= Jean Baptiste Christy de La Pallière =

French Navy officer

Jean Baptiste Christy de La Pallière (6 May 1719, in Saint-Malo – 8 September 1787, in Inzinzac-Lochrist) was a French Navy officer. He notably he captained the 74-gun Orient at the Battle of Sadras on 17 February 1782, at the Battle of Providien on 12 April 1782, at the Battle of Negapatam on 6 July 1782, and at the Battle of Trincomalee from 25 August to 3 September 1782.

== Biography ==
Christy de La Pallière started sailing with the French East India Company in 1732, under his cousin Mahé de La Bourdonnais. During the War of the Austrian Succession, he commanded a 40-gun armed East Indiaman in a squadron under Guy François de Kersaint. He took part in the first French expedition to Cochinchina. By 1756, he had risen to the rank of Commander.

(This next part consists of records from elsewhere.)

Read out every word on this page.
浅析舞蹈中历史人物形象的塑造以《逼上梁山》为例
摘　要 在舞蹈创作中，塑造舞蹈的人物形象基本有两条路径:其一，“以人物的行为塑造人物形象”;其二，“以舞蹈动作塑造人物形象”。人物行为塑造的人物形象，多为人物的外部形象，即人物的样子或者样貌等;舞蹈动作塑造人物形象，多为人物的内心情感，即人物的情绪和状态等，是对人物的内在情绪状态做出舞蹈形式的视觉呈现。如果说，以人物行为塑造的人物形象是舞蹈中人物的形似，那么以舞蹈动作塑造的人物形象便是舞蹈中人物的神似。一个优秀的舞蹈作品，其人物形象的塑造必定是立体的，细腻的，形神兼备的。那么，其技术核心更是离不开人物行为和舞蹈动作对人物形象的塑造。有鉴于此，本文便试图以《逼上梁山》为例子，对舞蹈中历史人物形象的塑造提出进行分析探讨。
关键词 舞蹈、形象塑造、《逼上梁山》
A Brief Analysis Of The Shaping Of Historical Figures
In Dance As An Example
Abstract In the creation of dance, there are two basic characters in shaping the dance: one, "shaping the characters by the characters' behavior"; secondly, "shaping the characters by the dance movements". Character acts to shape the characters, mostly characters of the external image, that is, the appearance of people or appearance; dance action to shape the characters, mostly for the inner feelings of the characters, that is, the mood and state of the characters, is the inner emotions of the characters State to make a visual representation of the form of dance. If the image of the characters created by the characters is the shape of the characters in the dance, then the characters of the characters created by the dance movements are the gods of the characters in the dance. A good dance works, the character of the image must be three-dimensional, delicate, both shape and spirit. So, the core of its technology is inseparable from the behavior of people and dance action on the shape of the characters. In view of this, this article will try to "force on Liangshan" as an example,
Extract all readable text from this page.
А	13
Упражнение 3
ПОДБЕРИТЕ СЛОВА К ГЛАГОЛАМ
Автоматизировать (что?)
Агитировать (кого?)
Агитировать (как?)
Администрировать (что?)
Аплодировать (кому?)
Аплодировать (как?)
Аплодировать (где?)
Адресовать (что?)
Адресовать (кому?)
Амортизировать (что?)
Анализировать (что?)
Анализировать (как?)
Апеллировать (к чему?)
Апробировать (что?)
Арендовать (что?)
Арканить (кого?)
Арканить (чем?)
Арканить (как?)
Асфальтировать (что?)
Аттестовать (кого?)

In 1778, at the outbreak of the Anglo-French War, he was promoted to Captain for a mission to the Indian Ocean, and appointed to the 64-gun Sévère. On 27 March 1779, Sévère departed with the transports Hercule and Trois-Amis. The squadron called the Cape in late June, and departed for the last leg of the journey on 13 July, arriving at Port-Louis on 9 August 1779, after a scurvy-plagued voyage.

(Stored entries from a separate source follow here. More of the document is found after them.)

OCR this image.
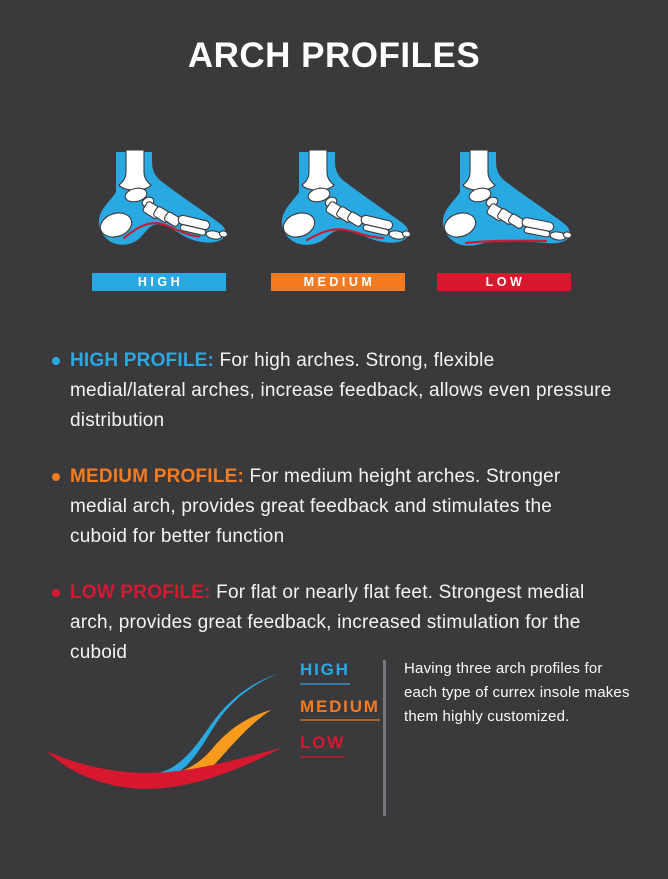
ARCH PROFILES
HIGH	MEDIUM	LOW
HIGH PROFILE: For high arches. Strong, flexible medial/lateral arches, increase feedback, allows even pressure distribution
MEDIUM PROFILE: For medium height arches. Stronger medial arch, provides great feedback and stimulates the cuboid for better function
LOW PROFILE: For flat or nearly flat feet. Strongest medial arch, provides great feedback, increased stimulation for the cuboid
HIGH
MEDIUM
LOW
Having three arch profiles for
each type of currex insole makes
them highly customized.
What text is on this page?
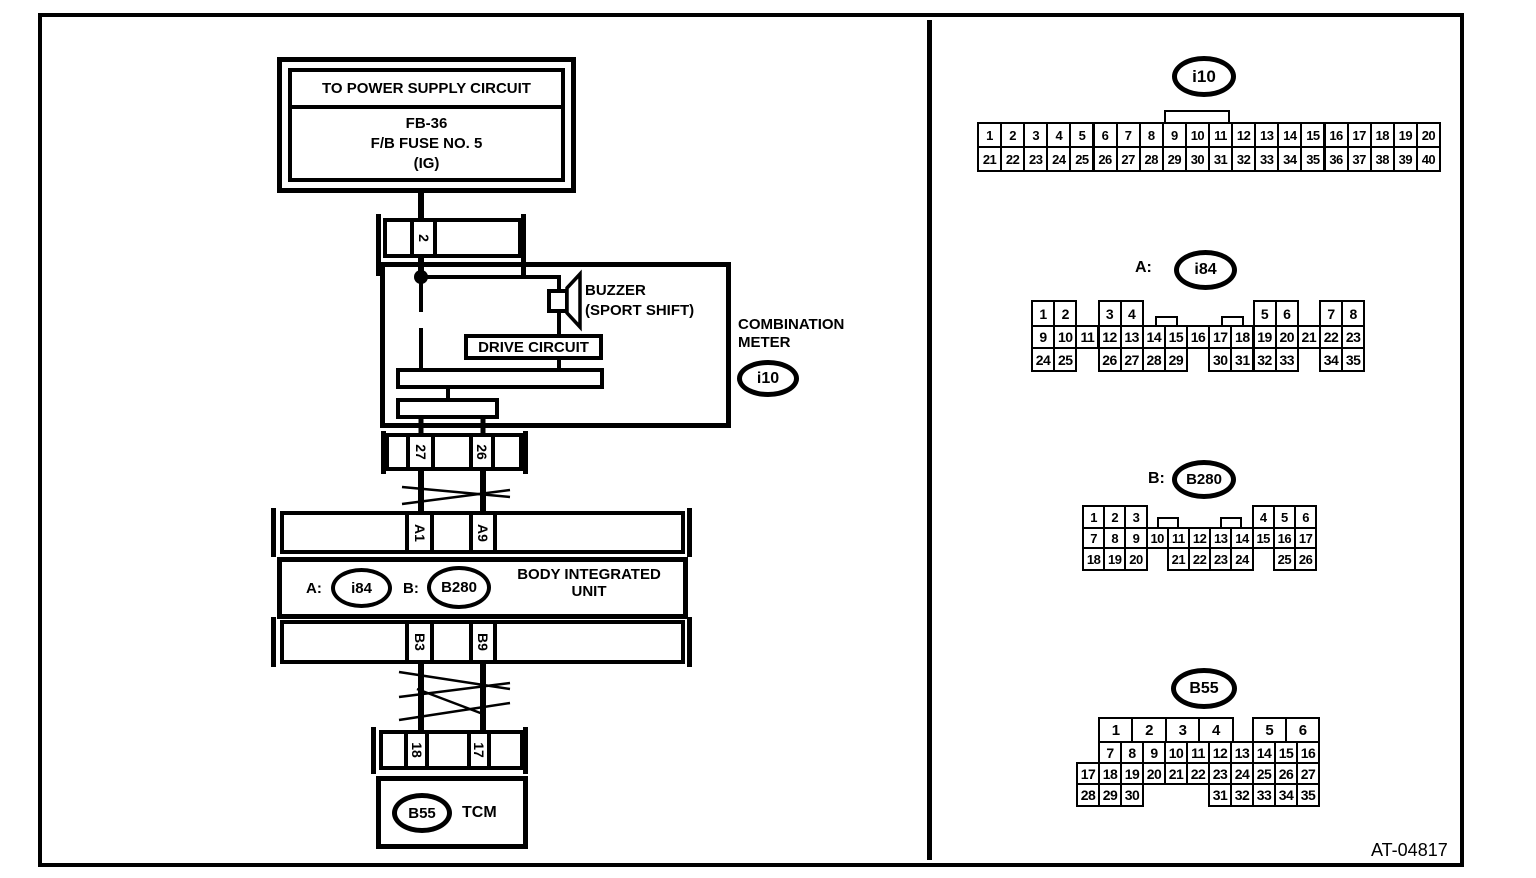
TO POWER SUPPLY CIRCUIT
FB-36
F/B FUSE NO. 5
(IG)
2
BUZZER
(SPORT SHIFT)
DRIVE CIRCUIT
COMBINATION METER
i10
27	26
A1	A9
A:	i84	B:	B280
BODY INTEGRATED UNIT
B3	B9
18	17
B55	TCM
i10
A:	i84
B:	B280
B55
AT-04817
1	2	3	4	5	6	7	8	9	10 11 12 13 14 15 16 17 18 19 20
21 22 23 24 25 26 27 28 29 30 31 32 33 34 35 36 37 38 39 40
1	2	3	4	5	6	7	8
9 10 11 12 13 14 15 16 17 18 19 20 21 22 23
24 25	26 27 28 29	30 31 32 33	34 35
1	2	3	4	5	6
7	8	9 10 11 12 13 14 15 16 17
18 19 20	21 22 23 24	25 26
1	2	3	4	5	6
7	8	9 10 11 12 13 14 15 16
17 18 19 20 21 22 23 24 25 26 27
28 29 30	31 32 33 34 35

After Thomas d'Estienne d'Orves died, on 9 February 1782, Suffren promoted La Pallière to the command of his ship, the 74-gun Orient. La Pallière captained her at the Battle of Sadras on 17 February 1782, at the Battle of Providien on 12 April 1782, and at the Battle of Negapatam on 6 July 1782, and at the Battle of Trincomalee from 25 August to 3 September 1782.

On 8 September 1782, Orient ran aground at Pointe de Sale, near Trincomalee, and she became a total loss. La Pallière was incapacitated by an attack of gout and had left his son, Ensign Jean Anne Christy de La Pallière, in charge. Ensign La Pallière was dismissed from the Navy, although he was later reinstated, retiring in July 1816 with the honorary rank of contre-amiral.